Ce vendredi soir, le Stade de France sera baigné de rouge et d'or alors que Lens, soutenu par les trois quarts du stade, affronte Nice en finale de la 109e Coupe de France. C'est une rencontre entre deux clubs aux fortunes diamétralement opposées : Lens, porté par une saison formidable, et Nice, qui se démène pour sauver la sienne au milieu d'une lutte pour le maintien.
Pour Lens, cela représente plus qu'un trophée. Le club, aujourd'hui âgé de 120 ans, est le seul champion de France à n'avoir jamais soulevé la Coupe de France. Trois finales précédentes - en 1948, 1974 et 1998 - se sont toutes soldées par une déception. Une victoire vendredi comblerait enfin ce vide flagrant dans leur histoire par ailleurs fière.
Nice, en revanche, aborde la finale avec un lourd fardeau. Déjà triple vainqueur de la compétition, ils sont hantés par le spectre de la Ligue 2. Le club a appris cette semaine qu'il devra disputer un barrage aller-retour contre l'AS Saint-Étienne pour préserver sa place dans l'élite. Le match aller est prévu le 26 mai et le retour le 29 mai, quelques jours seulement après la finale.
Pour aggraver les malheurs de Nice, le match retour des barrages à l'Allianz Riviera se jouera à huis clos - un coup dur compte tenu du soutien dont ils auraient besoin. De plus, les craintes initiales que plusieurs internationaux manquent le match en raison de convocations pour la Coupe du monde ont maintenant été dissipées, mais la distraction est indéniable.
Le contraste d'ambiance est frappant. Alors que 75% de la foule encouragera Lens, les fidèles de Nice seront largement en infériorité numérique. Cela reflète le déséquilibre sur le terrain : la campagne de Lens a été marquée par la cohésion et l'ambition, tandis que Nice a enchaîné les crises, sa position au classement étant une source constante d'anxiété.
Les bookmakers voient en cela un couronnement logique pour Lens. Leur forme, le contexte et le poids de l'histoire pointent tous vers un premier sacre en Coupe. Pourtant, les finales sont rarement aussi simples. Nice, accroché à l'espoir d'une échappée héroïque, pourrait canaliser son désespoir dans une performance hors du commun.
Si Lens gagne, ce serait un moment cathartique - l'effacement d'une anomalie de 120 ans et une juste récompense pour une saison de dépassement. Pour Nice, la victoire serait un acte de survie provocateur, une lueur d'espoir qui pourrait galvaniser l'équipe avant ses tests les plus critiques.
Les implications financières sont également importantes.

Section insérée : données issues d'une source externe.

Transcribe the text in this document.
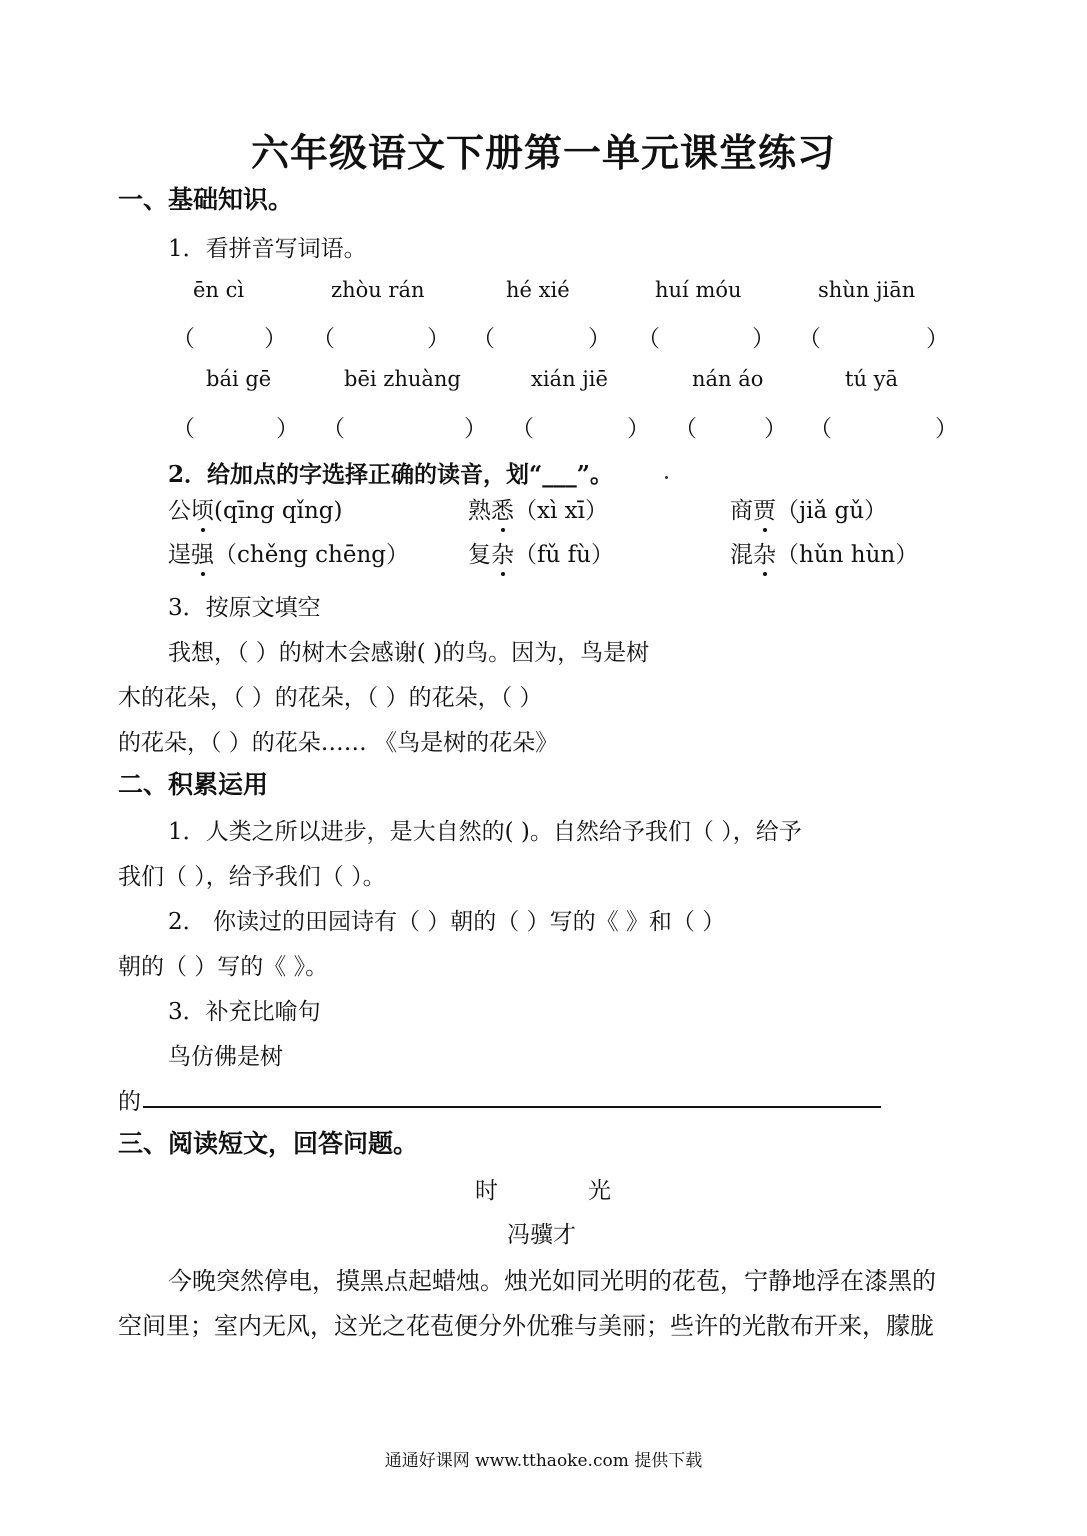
六年级语文下册第一单元课堂练习
一、基础知识。
1．看拼音写词语。
ēn cì	zhòu rán	hé xié	huí móu	shùn jiān
（	） （	） （	） （	） （	）
bái gē	bēi zhuàng	xián jiē	nán áo	tú yā
（	） （	） （	） （	） （	）
2．给加点的字选择正确的读音，划“___”。
公顷(qīng qǐng)	熟悉（xì xī）	商贾（jiǎ gǔ）
逞强（chěng chēng）	复杂（fǔ fù）	混杂（hǔn hùn）
3．按原文填空
我想，（ ）的树木会感谢( )的鸟。因为，鸟是树
木的花朵，（ ）的花朵，（ ）的花朵，（ ）
的花朵，（ ）的花朵…… 《鸟是树的花朵》
二、积累运用
1．人类之所以进步，是大自然的( )。自然给予我们（ ），给予
我们（ ），给予我们（ ）。
2． 你读过的田园诗有（ ）朝的（ ）写的《 》和（ ）
朝的（ ）写的《 》。
3．补充比喻句
鸟仿佛是树
的
三、阅读短文，回答问题。
时	光
冯骥才
今晚突然停电，摸黑点起蜡烛。烛光如同光明的花苞，宁静地浮在漆黑的
空间里；室内无风，这光之花苞便分外优雅与美丽；些许的光散布开来，朦胧
通通好课网 www.tthaoke.com 提供下载
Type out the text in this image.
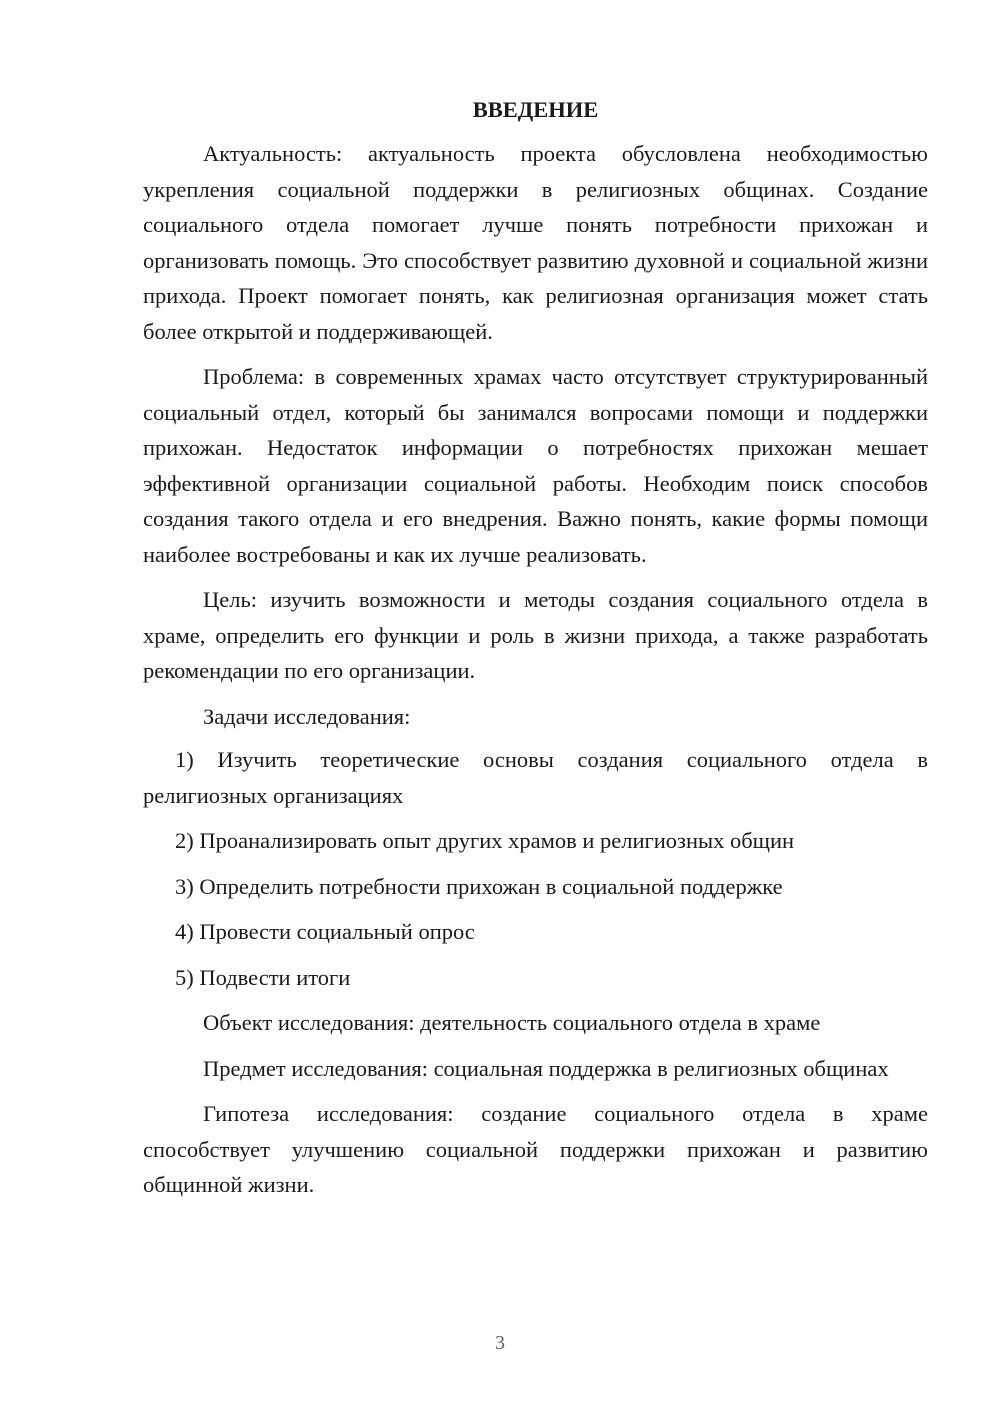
ВВЕДЕНИЕ

Актуальность: актуальность проекта обусловлена необходимостью укрепления социальной поддержки в религиозных общинах. Создание социального отдела помогает лучше понять потребности прихожан и организовать помощь. Это способствует развитию духовной и социальной жизни прихода. Проект помогает понять, как религиозная организация может стать более открытой и поддерживающей.

Проблема: в современных храмах часто отсутствует структурированный социальный отдел, который бы занимался вопросами помощи и поддержки прихожан. Недостаток информации о потребностях прихожан мешает эффективной организации социальной работы. Необходим поиск способов создания такого отдела и его внедрения. Важно понять, какие формы помощи наиболее востребованы и как их лучше реализовать.

Цель: изучить возможности и методы создания социального отдела в храме, определить его функции и роль в жизни прихода, а также разработать рекомендации по его организации.

Задачи исследования:

1) Изучить теоретические основы создания социального отдела в религиозных организациях

2) Проанализировать опыт других храмов и религиозных общин

3) Определить потребности прихожан в социальной поддержке

4) Провести социальный опрос

5) Подвести итоги

Объект исследования: деятельность социального отдела в храме

Предмет исследования: социальная поддержка в религиозных общинах

Гипотеза исследования: создание социального отдела в храме способствует улучшению социальной поддержки прихожан и развитию общинной жизни.

3
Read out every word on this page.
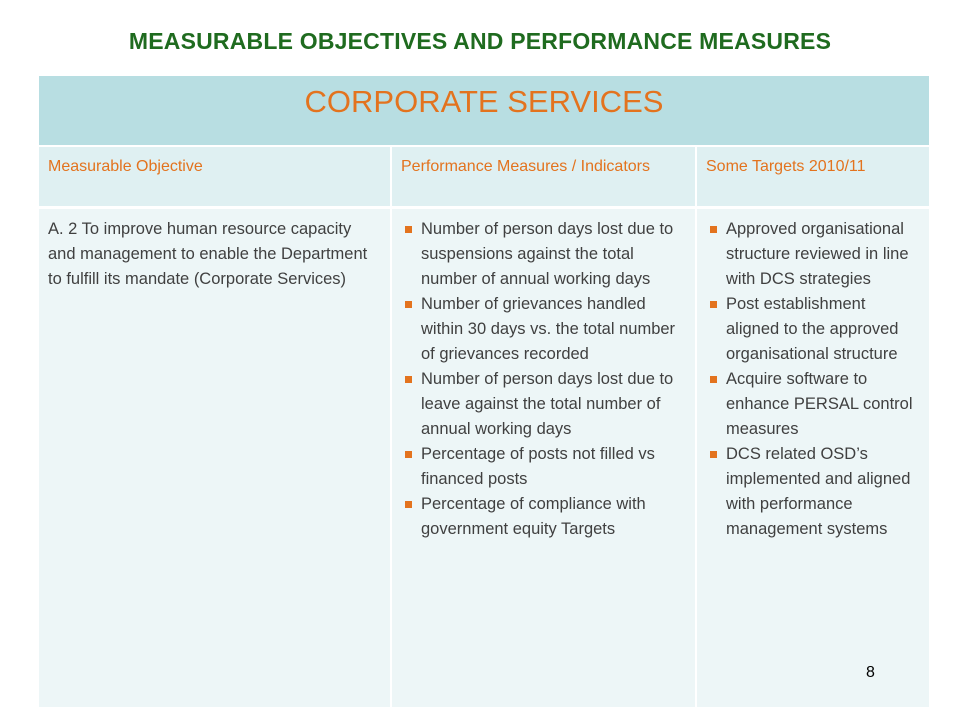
MEASURABLE OBJECTIVES AND PERFORMANCE MEASURES
CORPORATE SERVICES
Measurable Objective	Performance Measures / Indicators	Some Targets 2010/11
A. 2 To improve human resource capacity and management to enable the Department to fulfill its mandate (Corporate Services)
Number of person days lost due to suspensions against the total number of annual working days
Number of grievances handled within 30 days vs. the total number of grievances recorded
Number of person days lost due to leave against the total number of annual working days
Percentage of posts not filled vs financed posts
Percentage of compliance with government equity Targets
Approved organisational structure reviewed in line with DCS strategies
Post establishment aligned to the approved organisational structure
Acquire software to enhance PERSAL control measures
DCS related OSD’s implemented and aligned with performance management systems
8
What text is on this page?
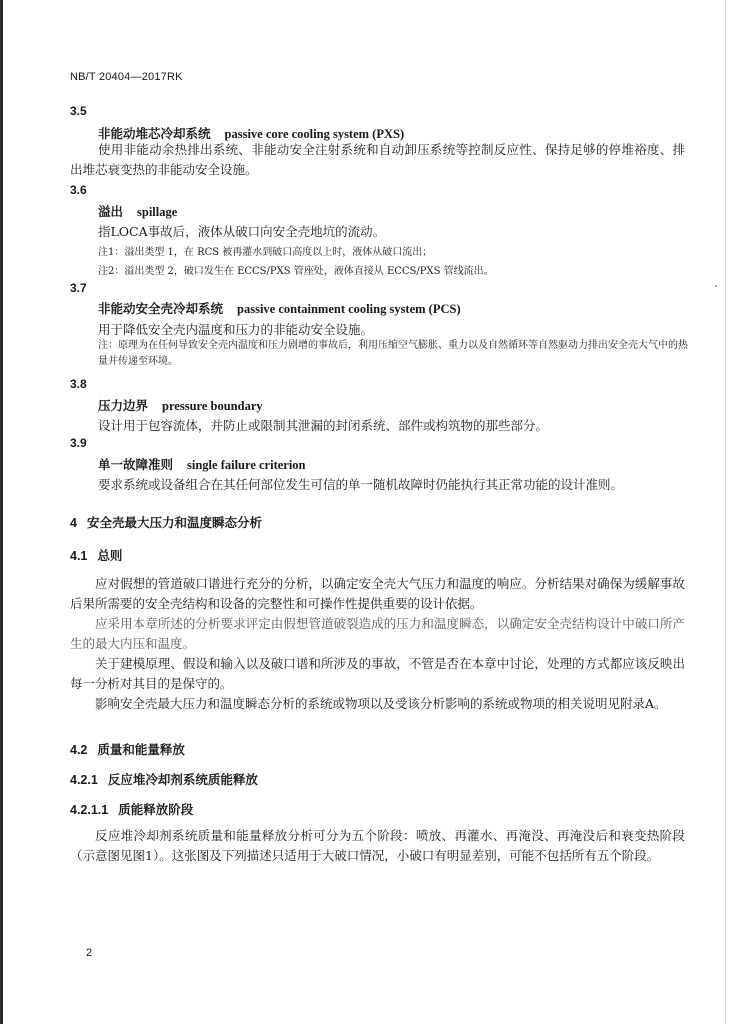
NB/T 20404—2017RK
3.5
非能动堆芯冷却系统 passive core cooling system (PXS)
使用非能动余热排出系统、非能动安全注射系统和自动卸压系统等控制反应性、保持足够的停堆裕度、排出堆芯衰变热的非能动安全设施。
3.6
溢出 spillage
指LOCA事故后，液体从破口向安全壳地坑的流动。
注1：溢出类型 1，在 RCS 被再灌水到破口高度以上时，液体从破口流出；
注2：溢出类型 2，破口发生在 ECCS/PXS 管座处，液体直接从 ECCS/PXS 管线流出。
3.7
非能动安全壳冷却系统 passive containment cooling system (PCS)
用于降低安全壳内温度和压力的非能动安全设施。
注：原理为在任何导致安全壳内温度和压力剧增的事故后，利用压缩空气膨胀、重力以及自然循环等自然驱动力排出安全壳大气中的热量并传递至环境。
3.8
压力边界 pressure boundary
设计用于包容流体，并防止或限制其泄漏的封闭系统、部件或构筑物的那些部分。
3.9
单一故障准则 single failure criterion
要求系统或设备组合在其任何部位发生可信的单一随机故障时仍能执行其正常功能的设计准则。
4 安全壳最大压力和温度瞬态分析
4.1 总则
应对假想的管道破口谱进行充分的分析，以确定安全壳大气压力和温度的响应。分析结果对确保为缓解事故后果所需要的安全壳结构和设备的完整性和可操作性提供重要的设计依据。
应采用本章所述的分析要求评定由假想管道破裂造成的压力和温度瞬态，以确定安全壳结构设计中破口所产生的最大内压和温度。
关于建模原理、假设和输入以及破口谱和所涉及的事故，不管是否在本章中讨论，处理的方式都应该反映出每一分析对其目的是保守的。
影响安全壳最大压力和温度瞬态分析的系统或物项以及受该分析影响的系统或物项的相关说明见附录A。
4.2 质量和能量释放
4.2.1 反应堆冷却剂系统质能释放
4.2.1.1 质能释放阶段
反应堆冷却剂系统质量和能量释放分析可分为五个阶段：喷放、再灌水、再淹没、再淹没后和衰变热阶段（示意图见图1）。这张图及下列描述只适用于大破口情况，小破口有明显差别，可能不包括所有五个阶段。
2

Une victoire en Coupe de France garantit une place en Ligue Europa, offrant à Lens un retour aux compétitions européennes et les revenus qui en découlent. Pour Nice, cela pourrait apporter une bouffée d'optimisme alors qu'ils se préparent pour les barrages, bien que l'impact physique de cette finale puisse être un facteur.
Les états d'esprit des entraîneurs seront mis à l'épreuve. L'entraîneur de Lens prêchera la concentration, rappelant à son équipe les échecs passés pour éviter la complaisance. Le banc de Nice, quant à lui, devra équilibrer l'émotion intense d'une finale avec le besoin pragmatique de garder les joueurs frais. C'est une corde raide délicate.
Le récit pourrait basculer radicalement en 90 minutes. Une victoire de Lens serait la conclusion logique, mais l'histoire de Nice est faite de rebondissements improbables. La finale pourrait être le théâtre où la logique s'incline face à l'héroïsme - ou où une longue attente prend enfin fin.
Au-delà du trophée, le match revêt une signification plus large pour le football français. Il souligne le drame de la Coupe en tant que grand égalisateur, où une équipe menacée par la relégation peut encore se tenir au bord de la gloire. Des histoires comme celles-ci définissent la magie de la compétition.
Au fur et à mesure que la nuit avance, tous les yeux seront tournés vers le Stade de France. Que ce soit la célébration d'une première tant attendue ou un acte de sauvetage contre toute attente, la 109e finale promet d'être inoubliable. D'après un reportage de L'Equipe.